Homeserver first incident

2026-06-14

The homeserver went down this morning, and when it came back I got my first real outage of the homelab cluster, the kind where nothing comes up and the cause isn't clear.

The symptom was clear enough. The KVM host rebooted, the three VMs came back, but most of the pods were stuck:

kubectl get pods -A | grep -vE 'Running|Completed'
# a wall of ImagePullBackOff and ErrImagePull

Image pulls were failing. My first instinct was the registry or a network problem, but the LAN was fine, the nodes had IPs, Tailscale was connected. Then I tried to resolve a hostname on one of the nodes:

resolvectl query ghcr.io
# nothing, name does not resolve

DNS was dead on the nodes.

The dependency loop

I run Pi-hole for DNS across my devices. The way I'd wired it up, the Tailscale global nameserver override points everything, including the three cluster nodes, at the Pi-hole IP. Clean and convenient: one resolver, ad-blocking everywhere.

The problem is what Pi-hole is. It's a pod. It runs inside the very cluster that was trying to start, pinned to the control-plane node. So the chain on a cold boot looks like this:

The nodes' DNS points at Pi-hole.
Pi-hole is a pod that hasn't started yet.
To start it, the kubelet needs to pull its image from a registry.
To reach the registry, it needs to resolve ghcr.io.
To resolve anything, it needs DNS, which points back at the pod from step 2.

The DNS server needed DNS to start. Every pod that needed an image was waiting on a resolver that was itself waiting on an image pull. Nothing could move.

It had worked fine through three months and a handful of reboots. It works if Pi-hole's image happens to already be cached on the node it lands on, and then that one pod can start without a network pull, DNS comes alive, and the rest of the cluster cascades back to healthy. That's not resilient. The image cache was quietly saving me until it didn't.

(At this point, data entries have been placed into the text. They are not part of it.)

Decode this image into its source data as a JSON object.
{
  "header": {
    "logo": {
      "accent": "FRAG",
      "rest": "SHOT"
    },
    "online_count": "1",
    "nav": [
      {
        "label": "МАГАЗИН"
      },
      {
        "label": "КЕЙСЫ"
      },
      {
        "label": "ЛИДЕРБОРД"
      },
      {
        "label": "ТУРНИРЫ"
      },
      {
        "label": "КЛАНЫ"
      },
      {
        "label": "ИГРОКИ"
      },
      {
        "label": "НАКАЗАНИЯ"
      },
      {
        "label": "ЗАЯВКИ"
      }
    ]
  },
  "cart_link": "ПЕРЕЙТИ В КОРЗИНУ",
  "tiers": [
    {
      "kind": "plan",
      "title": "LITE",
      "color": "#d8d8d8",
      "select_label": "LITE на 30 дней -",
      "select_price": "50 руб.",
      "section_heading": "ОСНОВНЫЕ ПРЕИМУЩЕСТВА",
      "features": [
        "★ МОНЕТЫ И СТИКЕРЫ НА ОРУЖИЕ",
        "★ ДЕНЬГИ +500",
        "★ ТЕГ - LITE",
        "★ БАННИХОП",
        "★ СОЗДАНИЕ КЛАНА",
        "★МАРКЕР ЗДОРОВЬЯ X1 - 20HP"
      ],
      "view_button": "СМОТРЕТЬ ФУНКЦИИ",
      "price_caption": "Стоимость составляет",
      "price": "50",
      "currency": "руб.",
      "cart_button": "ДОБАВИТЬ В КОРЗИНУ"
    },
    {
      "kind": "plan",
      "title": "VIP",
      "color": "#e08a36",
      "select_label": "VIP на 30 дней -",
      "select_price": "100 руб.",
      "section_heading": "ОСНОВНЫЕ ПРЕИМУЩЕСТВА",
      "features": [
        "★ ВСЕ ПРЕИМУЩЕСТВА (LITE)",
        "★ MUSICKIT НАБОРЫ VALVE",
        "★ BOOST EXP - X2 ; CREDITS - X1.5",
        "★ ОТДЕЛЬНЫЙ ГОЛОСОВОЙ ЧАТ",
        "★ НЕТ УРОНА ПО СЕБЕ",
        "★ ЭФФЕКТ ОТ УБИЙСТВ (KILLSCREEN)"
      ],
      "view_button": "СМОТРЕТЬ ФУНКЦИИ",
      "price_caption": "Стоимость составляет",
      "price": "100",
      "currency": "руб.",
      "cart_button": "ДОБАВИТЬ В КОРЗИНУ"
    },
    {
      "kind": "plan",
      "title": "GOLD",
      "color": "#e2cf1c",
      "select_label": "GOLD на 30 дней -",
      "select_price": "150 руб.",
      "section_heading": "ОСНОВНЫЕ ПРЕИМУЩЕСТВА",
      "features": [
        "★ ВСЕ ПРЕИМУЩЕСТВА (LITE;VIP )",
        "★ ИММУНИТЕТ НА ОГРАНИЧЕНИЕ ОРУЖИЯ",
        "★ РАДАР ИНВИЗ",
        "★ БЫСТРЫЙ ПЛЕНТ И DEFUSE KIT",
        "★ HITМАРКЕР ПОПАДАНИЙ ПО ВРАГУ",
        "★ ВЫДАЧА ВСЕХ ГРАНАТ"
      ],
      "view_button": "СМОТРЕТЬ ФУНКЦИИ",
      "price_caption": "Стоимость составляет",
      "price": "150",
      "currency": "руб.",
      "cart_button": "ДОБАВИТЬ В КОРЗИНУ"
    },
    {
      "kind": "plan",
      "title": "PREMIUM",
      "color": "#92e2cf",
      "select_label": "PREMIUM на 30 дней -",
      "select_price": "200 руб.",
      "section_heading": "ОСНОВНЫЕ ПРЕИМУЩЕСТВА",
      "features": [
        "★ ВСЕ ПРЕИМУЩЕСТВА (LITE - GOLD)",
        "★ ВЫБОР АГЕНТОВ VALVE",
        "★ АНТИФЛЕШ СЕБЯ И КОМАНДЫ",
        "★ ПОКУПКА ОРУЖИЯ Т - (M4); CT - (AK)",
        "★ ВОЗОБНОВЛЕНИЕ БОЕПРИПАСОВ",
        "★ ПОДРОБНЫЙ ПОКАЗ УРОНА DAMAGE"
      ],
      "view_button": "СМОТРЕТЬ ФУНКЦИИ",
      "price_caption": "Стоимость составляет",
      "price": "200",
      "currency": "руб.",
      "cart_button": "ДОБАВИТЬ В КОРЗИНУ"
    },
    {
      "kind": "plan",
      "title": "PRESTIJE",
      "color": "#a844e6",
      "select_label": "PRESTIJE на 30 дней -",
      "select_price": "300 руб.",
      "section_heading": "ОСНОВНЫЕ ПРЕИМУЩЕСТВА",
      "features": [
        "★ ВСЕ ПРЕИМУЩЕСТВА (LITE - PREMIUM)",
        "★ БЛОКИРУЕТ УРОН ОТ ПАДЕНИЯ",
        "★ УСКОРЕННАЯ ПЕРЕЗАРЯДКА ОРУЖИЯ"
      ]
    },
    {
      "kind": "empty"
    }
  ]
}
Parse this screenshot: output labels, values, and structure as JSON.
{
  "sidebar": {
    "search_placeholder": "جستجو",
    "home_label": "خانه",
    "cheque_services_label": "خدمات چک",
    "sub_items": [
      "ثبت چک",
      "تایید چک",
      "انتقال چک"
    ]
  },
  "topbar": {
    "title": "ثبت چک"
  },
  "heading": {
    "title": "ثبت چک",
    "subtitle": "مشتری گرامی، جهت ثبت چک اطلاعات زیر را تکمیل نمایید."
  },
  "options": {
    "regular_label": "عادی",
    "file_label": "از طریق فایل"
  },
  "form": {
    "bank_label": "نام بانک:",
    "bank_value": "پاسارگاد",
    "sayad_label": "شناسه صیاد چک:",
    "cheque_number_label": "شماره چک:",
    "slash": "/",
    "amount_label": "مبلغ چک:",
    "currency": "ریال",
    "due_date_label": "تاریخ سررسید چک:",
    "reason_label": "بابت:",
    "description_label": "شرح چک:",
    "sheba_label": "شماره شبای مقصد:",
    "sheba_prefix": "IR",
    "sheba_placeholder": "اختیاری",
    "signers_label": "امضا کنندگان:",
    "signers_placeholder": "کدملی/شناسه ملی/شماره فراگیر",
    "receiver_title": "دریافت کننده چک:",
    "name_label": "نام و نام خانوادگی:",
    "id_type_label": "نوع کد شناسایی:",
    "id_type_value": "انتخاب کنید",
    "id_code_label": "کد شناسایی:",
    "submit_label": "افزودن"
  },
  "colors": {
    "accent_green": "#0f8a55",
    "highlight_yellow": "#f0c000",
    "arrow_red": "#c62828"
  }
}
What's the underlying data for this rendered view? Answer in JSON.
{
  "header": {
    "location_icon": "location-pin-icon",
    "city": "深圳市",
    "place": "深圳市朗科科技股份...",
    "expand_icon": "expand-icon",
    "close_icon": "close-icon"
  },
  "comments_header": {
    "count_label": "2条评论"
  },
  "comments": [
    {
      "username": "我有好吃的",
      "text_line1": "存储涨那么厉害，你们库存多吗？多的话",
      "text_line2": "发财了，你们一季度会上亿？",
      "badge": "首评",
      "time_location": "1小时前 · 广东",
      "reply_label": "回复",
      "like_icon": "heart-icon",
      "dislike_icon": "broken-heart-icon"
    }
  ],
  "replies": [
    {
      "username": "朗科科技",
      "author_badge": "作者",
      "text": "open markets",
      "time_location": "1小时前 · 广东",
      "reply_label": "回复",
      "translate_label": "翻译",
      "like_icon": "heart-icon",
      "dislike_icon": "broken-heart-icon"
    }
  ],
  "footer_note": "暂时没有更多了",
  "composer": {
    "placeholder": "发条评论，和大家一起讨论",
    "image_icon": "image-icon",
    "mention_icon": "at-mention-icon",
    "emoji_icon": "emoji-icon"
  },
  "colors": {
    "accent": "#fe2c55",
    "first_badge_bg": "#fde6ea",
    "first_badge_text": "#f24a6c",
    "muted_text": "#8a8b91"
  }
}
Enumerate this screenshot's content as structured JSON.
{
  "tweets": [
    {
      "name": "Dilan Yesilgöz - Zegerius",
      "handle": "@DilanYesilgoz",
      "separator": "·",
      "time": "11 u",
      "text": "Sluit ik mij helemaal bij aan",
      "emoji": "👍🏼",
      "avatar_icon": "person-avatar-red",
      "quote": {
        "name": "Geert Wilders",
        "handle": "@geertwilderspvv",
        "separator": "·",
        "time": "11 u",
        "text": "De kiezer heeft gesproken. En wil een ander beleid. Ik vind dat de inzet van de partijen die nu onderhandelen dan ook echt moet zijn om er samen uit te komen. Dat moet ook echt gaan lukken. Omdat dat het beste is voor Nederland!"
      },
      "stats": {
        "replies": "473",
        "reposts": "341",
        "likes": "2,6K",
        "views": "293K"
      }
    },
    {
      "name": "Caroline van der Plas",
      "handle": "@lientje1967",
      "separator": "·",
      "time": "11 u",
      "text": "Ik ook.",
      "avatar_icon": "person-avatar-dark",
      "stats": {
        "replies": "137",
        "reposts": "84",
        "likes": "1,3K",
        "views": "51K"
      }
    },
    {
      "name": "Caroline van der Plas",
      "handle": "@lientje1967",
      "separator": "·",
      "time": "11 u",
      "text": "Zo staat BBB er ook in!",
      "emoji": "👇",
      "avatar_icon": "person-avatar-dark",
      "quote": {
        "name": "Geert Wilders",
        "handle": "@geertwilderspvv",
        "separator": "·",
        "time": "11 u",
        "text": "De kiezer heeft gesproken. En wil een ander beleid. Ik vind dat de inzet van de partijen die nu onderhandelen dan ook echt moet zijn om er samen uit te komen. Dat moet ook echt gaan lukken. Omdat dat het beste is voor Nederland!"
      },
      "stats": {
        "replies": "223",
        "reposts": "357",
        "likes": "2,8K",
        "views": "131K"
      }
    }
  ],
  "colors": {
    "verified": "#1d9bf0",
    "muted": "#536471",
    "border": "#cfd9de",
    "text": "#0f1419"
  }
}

The fix took about a minute

The recovery, once I understood it, was anticlimactic. From my phone, on LTE, deliberately not behind the broken Pi-hole, I opened the Tailscale admin console and toggled the Pi-hole nameserver override off. The nodes fell back to their DHCP-provided resolver, started pulling images, Pi-hole came up, and the cluster drained back to green. Then I turned the override back on so my laptop and phone got their ad-blocking back.

The detail I want to remember: disable it from a device that isn't using Pi-hole. If I'd tried to reach the admin console from a machine pointed at the dead resolver, I'd have been fighting the same outage to fix the outage. The Tailscale control plane is cloud-hosted, so any phone with signal works.

What I actually learned

The real lesson isn't "Pi-hole bad." It's about dependencies: the things a system needs in order to start, which are a different and nastier category than the things it needs to run. A cluster can tolerate its DNS server restarting once everything's up. It cannot tolerate that DNS server being a prerequisite for its own boot. Hosting critical infrastructure inside the thing that depends on it creates a loop that's invisible right up until a cold start exposes it.

There's a proper fix: decouple the nodes so they never resolve through Pi-hole: accept-dns=false on the VMs plus a pinned upstream like 1.1.1.1 in netplan. Then the override can stay on permanently for client devices and the nodes simply ignore it.